Nadie respondió, pero el susurro continuó, acompañándola mientras exploraba cada habitación. Parecía provenir de todas partes y de ninguna al mismo tiempo.
―¡Esto es ridículo! ―exclamó, tratando de convencerse a sí misma de que no había nada de qué preocuparse.
Entró en lo que parecía ser el dormitorio principal. Las cortinas deshilachadas se movían suavemente, aunque no había ventanas abiertas. En el centro de la habitación había una cama vieja, cubierta de polvo. Fue entonces cuando lo escuchó claramente.
―Maaaaríaaaa... ven con nosotros...
El susurro era distinto, ya no era una simple llamada; ahora era una invitación, una invitación que heló la sangre de María.
―¿Quiénes sois? ―preguntó, sintiendo que sus piernas empezaban a temblar.
El silencio volvió, pero solo por un momento. De repente, la linterna comenzó a parpadear y se apagó, dejando a María en la más absoluta oscuridad.
―¡No! ―gritó, golpeando la linterna para que volviera a encenderse.
En la oscuridad, el susurro se convirtió en un coro de voces.
―Maaaaríaaaa... te estábamos esperando...
―¡Déjenme en paz! ―gritó, su voz resonando en las paredes.
Las voces aumentaron en intensidad, volviéndose más fuertes, más exigentes. Ya no eran solo susurros; ahora parecían gritos.

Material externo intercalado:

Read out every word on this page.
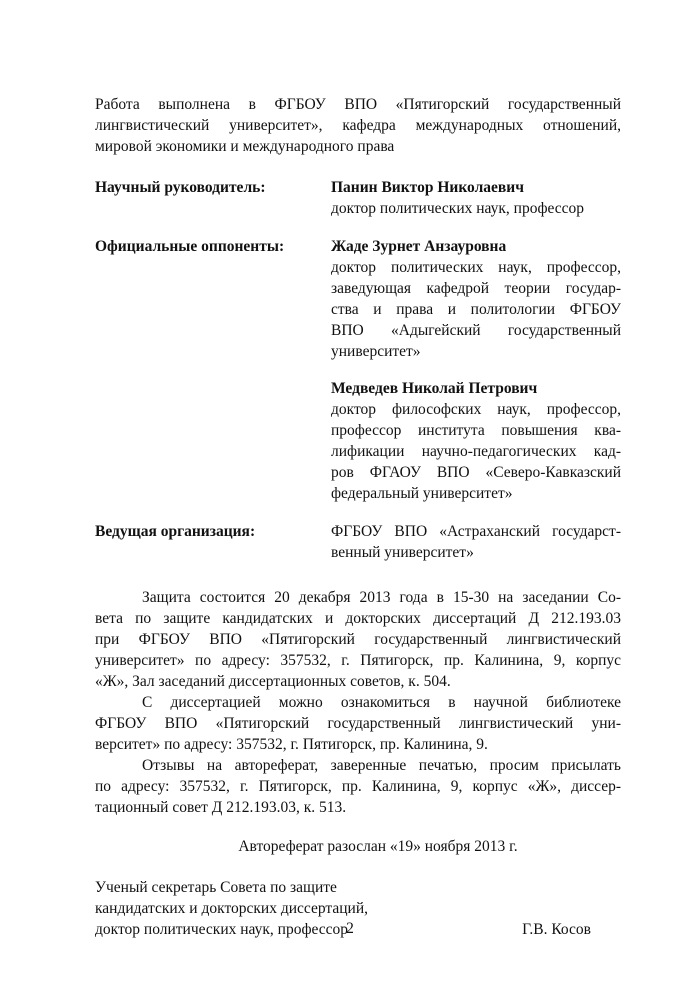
Работа выполнена в ФГБОУ ВПО «Пятигорский государственный
лингвистический университет», кафедра международных отношений,
мировой экономики и международного права
Научный руководитель:	Панин Виктор Николаевич
доктор политических наук, профессор
Официальные оппоненты:	Жаде Зурнет Анзауровна
доктор политических наук, профессор,
заведующая кафедрой теории государ-
ства и права и политологии ФГБОУ
ВПО «Адыгейский государственный
университет»
Медведев Николай Петрович
доктор философских наук, профессор,
профессор института повышения ква-
лификации научно-педагогических кад-
ров ФГАОУ ВПО «Северо-Кавказский
федеральный университет»
Ведущая организация:	ФГБОУ ВПО «Астраханский государст-
венный университет»

Защита состоится 20 декабря 2013 года в 15-30 на заседании Со-
вета по защите кандидатских и докторских диссертаций Д 212.193.03
при ФГБОУ ВПО «Пятигорский государственный лингвистический
университет» по адресу: 357532, г. Пятигорск, пр. Калинина, 9, корпус
«Ж», Зал заседаний диссертационных советов, к. 504.

С диссертацией можно ознакомиться в научной библиотеке
ФГБОУ ВПО «Пятигорский государственный лингвистический уни-
верситет» по адресу: 357532, г. Пятигорск, пр. Калинина, 9.

Отзывы на автореферат, заверенные печатью, просим присылать
по адресу: 357532, г. Пятигорск, пр. Калинина, 9, корпус «Ж», диссер-
тационный совет Д 212.193.03, к. 513.

Автореферат разослан «19» ноября 2013 г.
Ученый секретарь Совета по защите
кандидатских и докторских диссертаций,
доктор политических наук, профессор	Г.В. Косов
2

―¡Ven con nosotros! ¡No escaparás!
María retrocedió, aterrorizada, y tropezó con algo en el suelo. Cayó de espaldas, golpeándose la cabeza contra el suelo. El dolor la cegó momentáneamente, y cuando abrió los ojos, vio algo que la dejó paralizada: sombras oscuras, con formas humanas, se movían en la penumbra, acercándose lentamente a ella.
―No... esto no puede estar pasando... ―susurró, intentando levantarse.
Pero las sombras la rodearon, y en ese momento, la linterna volvió a encenderse. La luz reveló por un breve instante las figuras que la acechaban. Eran personas, o al menos lo habían sido. Sus rostros estaban deformados por la desesperación y el sufrimiento, sus ojos vacíos, sin vida. Eran las almas de aquellos que habían entrado en la casa y nunca habían salido.
María gritó, un grito desgarrador que resonó en toda la casa.
Desesperada, corrió hacia la puerta, tropezando y cayendo varias veces, pero las sombras la seguían, susurros transformados en chillidos. Cuando finalmente llegó a la salida, sintió una mano fría agarrar su tobillo, tirando de ella hacia el interior de la casa.
―¡No! ¡Dejadme ir! ―gritó, intentando zafarse.
Con un último esfuerzo, se liberó y salió corriendo de la casa, sin mirar atrás. Corrió sin detenerse hasta llegar a la plaza del pueblo, donde se desplomó, jadeante y temblando.
Al día siguiente, cuando los vecinos la encontraron, estaba catatónica, incapaz de hablar o moverse. Nadie supo nunca qué había ocurrido en la Casa de los Susurros esa noche, y la casa permaneció vacía, abandonada, su misterio intacto.
Sin embargo, a partir de esa noche, los aldeanos comenzaron a notar algo extraño. Al pasar cerca de la casa, ya no escuchaban susurros. En su lugar, se oía un grito lejano, desgarrador, que resonaba en el viento. Un grito que parecía ser el último vestigio de una joven que había desafiado lo desconocido y había pagado el precio por ello.